Paris in den 30ern, die immer noch attraktive, reiche Gladys Eysenach wird beschuldigt, ...

»O Marie-Thérèse, versprich mir, dass du mich an dem Tag, an dem du mich alt, wirklich alt siehst, im Schlaf töten wirst.«

Paris in den 30ern, die immer noch attraktive, reiche Gladys Eysenach wird beschuldigt, einen jungen Mann erschossen zu haben.
Der Roman beginnt mit dem Verhör der Angeklagten. Schnell sind sich die Zuschauer einig, dass der Ermordete Glayds’ Liebhaber gewesen sein muss. Denn sie brauchte die Bewunderung der Männer, wie die Luft zum Atmen.

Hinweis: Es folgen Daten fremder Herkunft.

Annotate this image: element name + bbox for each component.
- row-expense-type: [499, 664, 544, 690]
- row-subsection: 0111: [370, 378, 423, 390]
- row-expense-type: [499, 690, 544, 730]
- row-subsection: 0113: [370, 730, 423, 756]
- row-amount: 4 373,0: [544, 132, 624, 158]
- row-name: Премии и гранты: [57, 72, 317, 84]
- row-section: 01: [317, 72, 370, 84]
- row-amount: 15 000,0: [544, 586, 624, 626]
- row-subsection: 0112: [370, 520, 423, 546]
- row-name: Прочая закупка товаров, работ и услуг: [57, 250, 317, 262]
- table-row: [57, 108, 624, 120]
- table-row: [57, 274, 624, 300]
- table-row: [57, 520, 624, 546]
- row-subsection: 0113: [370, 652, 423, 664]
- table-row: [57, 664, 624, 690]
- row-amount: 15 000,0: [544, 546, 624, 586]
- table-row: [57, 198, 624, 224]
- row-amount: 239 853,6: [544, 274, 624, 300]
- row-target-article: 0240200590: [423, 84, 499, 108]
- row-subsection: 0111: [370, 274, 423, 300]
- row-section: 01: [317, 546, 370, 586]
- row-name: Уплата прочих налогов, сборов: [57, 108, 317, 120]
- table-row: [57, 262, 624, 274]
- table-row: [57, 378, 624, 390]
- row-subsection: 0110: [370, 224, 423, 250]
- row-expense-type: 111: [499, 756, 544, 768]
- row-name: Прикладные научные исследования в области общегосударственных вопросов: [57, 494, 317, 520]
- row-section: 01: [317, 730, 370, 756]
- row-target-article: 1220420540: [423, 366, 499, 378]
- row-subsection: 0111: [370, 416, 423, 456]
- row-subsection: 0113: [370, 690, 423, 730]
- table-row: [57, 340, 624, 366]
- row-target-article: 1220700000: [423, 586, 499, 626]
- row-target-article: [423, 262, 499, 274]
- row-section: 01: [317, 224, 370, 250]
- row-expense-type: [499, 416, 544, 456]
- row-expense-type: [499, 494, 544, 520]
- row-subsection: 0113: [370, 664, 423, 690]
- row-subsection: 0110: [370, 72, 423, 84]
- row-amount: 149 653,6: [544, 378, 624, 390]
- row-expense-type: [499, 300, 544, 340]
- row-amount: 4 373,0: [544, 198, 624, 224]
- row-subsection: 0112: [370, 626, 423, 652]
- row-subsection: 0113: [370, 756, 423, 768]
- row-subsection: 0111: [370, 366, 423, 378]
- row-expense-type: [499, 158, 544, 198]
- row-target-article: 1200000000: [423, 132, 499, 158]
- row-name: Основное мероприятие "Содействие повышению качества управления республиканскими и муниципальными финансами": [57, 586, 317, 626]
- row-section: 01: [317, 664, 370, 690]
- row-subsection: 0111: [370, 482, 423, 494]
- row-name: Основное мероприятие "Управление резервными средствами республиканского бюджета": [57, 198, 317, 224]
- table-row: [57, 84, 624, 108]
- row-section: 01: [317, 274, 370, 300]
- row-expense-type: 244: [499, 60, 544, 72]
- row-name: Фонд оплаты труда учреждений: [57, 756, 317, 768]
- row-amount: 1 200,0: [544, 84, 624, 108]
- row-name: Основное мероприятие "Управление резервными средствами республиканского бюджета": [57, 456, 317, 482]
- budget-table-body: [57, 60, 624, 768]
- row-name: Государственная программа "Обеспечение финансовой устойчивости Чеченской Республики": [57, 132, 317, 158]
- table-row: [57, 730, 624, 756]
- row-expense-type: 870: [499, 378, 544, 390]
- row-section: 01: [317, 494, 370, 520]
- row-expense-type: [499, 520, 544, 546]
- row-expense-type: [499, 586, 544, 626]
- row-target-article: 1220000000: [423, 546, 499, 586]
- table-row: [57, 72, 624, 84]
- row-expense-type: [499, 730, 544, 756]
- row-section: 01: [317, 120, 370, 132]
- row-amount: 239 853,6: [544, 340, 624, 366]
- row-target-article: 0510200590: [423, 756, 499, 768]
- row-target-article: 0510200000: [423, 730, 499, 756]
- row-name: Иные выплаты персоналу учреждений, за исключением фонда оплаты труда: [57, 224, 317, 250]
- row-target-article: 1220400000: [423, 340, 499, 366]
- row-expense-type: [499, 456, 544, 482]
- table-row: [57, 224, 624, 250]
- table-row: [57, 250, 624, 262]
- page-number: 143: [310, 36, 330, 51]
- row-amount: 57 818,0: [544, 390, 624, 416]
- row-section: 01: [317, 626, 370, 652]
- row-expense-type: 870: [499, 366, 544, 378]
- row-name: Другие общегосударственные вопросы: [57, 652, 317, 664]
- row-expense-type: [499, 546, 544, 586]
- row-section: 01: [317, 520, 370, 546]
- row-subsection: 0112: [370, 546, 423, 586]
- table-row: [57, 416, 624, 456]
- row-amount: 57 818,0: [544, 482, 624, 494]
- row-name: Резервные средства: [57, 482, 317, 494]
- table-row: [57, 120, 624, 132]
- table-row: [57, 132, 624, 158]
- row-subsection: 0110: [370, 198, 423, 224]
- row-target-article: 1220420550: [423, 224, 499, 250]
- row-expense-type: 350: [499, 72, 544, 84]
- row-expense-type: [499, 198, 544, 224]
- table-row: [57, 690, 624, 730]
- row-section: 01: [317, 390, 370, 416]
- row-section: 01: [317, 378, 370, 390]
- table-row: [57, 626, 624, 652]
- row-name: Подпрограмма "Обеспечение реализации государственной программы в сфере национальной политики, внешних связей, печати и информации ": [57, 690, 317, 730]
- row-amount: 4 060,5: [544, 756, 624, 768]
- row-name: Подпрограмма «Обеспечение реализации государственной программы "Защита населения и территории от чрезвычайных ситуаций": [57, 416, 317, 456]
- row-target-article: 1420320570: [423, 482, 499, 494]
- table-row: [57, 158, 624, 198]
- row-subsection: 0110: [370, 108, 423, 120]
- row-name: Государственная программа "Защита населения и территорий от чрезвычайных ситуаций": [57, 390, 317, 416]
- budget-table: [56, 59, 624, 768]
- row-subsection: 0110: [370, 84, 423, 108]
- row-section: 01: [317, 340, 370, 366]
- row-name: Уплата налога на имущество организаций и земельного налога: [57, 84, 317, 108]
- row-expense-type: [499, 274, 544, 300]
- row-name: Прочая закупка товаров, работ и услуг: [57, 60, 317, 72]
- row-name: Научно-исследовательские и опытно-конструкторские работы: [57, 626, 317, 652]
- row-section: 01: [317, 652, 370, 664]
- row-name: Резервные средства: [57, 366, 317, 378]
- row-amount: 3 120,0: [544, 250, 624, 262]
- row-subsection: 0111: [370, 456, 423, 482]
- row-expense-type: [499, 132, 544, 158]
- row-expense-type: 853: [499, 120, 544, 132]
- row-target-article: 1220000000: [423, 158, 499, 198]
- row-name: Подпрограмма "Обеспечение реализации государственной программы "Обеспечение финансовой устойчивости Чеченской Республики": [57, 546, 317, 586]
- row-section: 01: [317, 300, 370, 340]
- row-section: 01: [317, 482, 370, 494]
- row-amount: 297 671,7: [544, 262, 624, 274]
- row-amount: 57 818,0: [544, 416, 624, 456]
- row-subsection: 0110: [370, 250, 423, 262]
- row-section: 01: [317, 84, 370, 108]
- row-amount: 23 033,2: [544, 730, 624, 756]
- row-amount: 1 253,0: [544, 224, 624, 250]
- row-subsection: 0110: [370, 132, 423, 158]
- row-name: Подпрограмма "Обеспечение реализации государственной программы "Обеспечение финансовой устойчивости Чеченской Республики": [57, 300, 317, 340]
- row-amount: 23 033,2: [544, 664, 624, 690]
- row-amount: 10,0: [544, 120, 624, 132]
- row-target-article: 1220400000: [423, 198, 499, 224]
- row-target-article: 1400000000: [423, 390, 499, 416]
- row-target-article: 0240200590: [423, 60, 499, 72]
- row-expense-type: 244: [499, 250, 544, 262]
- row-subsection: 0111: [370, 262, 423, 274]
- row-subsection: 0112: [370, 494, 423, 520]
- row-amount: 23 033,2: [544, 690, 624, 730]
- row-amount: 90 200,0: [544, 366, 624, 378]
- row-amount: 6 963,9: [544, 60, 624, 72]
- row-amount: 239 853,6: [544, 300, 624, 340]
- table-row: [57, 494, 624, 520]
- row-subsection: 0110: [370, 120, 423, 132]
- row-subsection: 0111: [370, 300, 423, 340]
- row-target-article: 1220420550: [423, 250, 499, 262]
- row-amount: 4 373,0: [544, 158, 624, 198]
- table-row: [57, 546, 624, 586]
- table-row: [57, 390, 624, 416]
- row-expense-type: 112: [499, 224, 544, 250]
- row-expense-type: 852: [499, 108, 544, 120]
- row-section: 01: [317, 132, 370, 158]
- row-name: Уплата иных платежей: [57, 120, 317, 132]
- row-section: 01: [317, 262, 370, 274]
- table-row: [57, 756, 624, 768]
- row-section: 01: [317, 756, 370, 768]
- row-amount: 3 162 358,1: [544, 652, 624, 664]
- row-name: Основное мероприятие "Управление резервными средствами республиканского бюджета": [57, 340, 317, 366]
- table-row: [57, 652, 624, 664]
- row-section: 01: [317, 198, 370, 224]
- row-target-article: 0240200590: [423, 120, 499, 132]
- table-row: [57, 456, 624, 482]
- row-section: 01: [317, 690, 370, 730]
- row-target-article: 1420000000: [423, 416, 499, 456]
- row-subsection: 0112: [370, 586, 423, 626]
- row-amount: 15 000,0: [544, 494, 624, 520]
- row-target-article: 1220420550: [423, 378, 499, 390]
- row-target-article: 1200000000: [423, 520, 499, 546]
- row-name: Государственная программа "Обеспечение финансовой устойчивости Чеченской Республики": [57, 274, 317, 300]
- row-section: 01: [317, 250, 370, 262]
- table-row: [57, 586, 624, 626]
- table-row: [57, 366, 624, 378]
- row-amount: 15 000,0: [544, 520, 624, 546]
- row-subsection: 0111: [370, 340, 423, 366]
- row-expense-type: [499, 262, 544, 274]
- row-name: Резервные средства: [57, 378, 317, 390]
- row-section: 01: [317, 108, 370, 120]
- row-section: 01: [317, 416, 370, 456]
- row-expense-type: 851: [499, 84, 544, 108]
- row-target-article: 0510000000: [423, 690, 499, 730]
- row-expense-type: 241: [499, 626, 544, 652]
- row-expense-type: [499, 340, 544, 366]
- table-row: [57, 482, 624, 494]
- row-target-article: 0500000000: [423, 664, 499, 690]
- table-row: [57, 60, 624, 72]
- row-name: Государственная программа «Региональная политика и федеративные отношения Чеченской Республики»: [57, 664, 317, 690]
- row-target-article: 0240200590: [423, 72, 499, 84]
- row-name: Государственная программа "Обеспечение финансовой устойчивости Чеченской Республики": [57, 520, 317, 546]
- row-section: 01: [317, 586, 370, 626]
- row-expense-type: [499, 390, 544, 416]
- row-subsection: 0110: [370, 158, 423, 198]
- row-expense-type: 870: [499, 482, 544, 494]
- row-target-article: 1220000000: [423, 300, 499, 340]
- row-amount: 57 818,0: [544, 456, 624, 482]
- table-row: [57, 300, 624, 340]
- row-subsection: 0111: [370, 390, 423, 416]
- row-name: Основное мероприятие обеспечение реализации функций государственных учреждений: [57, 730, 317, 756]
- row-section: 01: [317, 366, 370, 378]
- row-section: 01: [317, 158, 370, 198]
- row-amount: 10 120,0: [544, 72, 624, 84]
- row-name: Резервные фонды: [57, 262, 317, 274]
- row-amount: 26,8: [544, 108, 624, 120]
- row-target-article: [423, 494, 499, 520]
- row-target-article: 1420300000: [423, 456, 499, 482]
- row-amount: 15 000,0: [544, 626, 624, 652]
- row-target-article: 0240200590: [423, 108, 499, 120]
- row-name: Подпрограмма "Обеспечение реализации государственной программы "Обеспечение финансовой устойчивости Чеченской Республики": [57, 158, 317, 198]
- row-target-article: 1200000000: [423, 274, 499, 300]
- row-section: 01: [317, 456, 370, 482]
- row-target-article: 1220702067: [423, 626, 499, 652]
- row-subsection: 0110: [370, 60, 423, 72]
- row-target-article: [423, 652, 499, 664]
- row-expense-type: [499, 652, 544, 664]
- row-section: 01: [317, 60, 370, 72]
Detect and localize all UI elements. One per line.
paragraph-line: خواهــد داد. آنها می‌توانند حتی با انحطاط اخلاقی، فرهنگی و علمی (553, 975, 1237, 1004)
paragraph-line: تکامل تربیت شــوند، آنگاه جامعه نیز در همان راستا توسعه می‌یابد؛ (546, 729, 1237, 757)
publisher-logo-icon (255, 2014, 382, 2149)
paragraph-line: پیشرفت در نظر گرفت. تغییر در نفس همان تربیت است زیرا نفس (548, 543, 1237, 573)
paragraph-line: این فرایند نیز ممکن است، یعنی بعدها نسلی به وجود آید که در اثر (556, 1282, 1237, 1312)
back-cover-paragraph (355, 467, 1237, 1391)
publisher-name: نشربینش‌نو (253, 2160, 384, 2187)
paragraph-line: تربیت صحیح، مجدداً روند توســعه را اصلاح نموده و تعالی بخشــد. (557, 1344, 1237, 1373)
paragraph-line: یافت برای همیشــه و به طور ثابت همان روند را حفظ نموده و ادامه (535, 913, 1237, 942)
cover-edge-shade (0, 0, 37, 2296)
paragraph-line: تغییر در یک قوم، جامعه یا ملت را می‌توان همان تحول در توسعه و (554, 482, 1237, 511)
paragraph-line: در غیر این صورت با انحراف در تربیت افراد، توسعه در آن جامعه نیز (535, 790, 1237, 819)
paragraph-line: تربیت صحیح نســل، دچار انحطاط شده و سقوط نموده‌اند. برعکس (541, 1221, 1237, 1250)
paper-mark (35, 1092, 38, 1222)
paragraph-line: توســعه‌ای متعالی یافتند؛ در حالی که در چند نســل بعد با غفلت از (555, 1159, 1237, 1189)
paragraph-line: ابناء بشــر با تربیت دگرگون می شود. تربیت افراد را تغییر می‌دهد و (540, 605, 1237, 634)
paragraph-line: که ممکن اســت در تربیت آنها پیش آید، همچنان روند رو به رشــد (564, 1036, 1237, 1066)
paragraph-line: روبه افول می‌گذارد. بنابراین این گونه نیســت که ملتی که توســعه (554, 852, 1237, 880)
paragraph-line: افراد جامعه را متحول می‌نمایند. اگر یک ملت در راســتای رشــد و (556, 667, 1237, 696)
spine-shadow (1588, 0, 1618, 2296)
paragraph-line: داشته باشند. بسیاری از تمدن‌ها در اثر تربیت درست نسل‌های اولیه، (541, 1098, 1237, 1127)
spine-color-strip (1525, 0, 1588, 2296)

Irene Nemirovsky erzählt von der Jugend der Protagonistin, der alle Männer zu Füßen lagen. Sie beschreibt das Älterwerden und die damit aufkeimende Angst allein zu enden.

»Im Grunde gibt es nur ein einziges Glück auf der Welt, nämlich die Jugend.«

Glayds hat keine Arbeit, der sie nachgeht, sie betätigt sich nicht karitativ. Alle Befriedigung zieht sie aus den Blicken und Huldigungen der Männer. Selbst für ihre Tochter empfindet sie keine Zuneigung. Denn sie sieht diese als Konkurrentin.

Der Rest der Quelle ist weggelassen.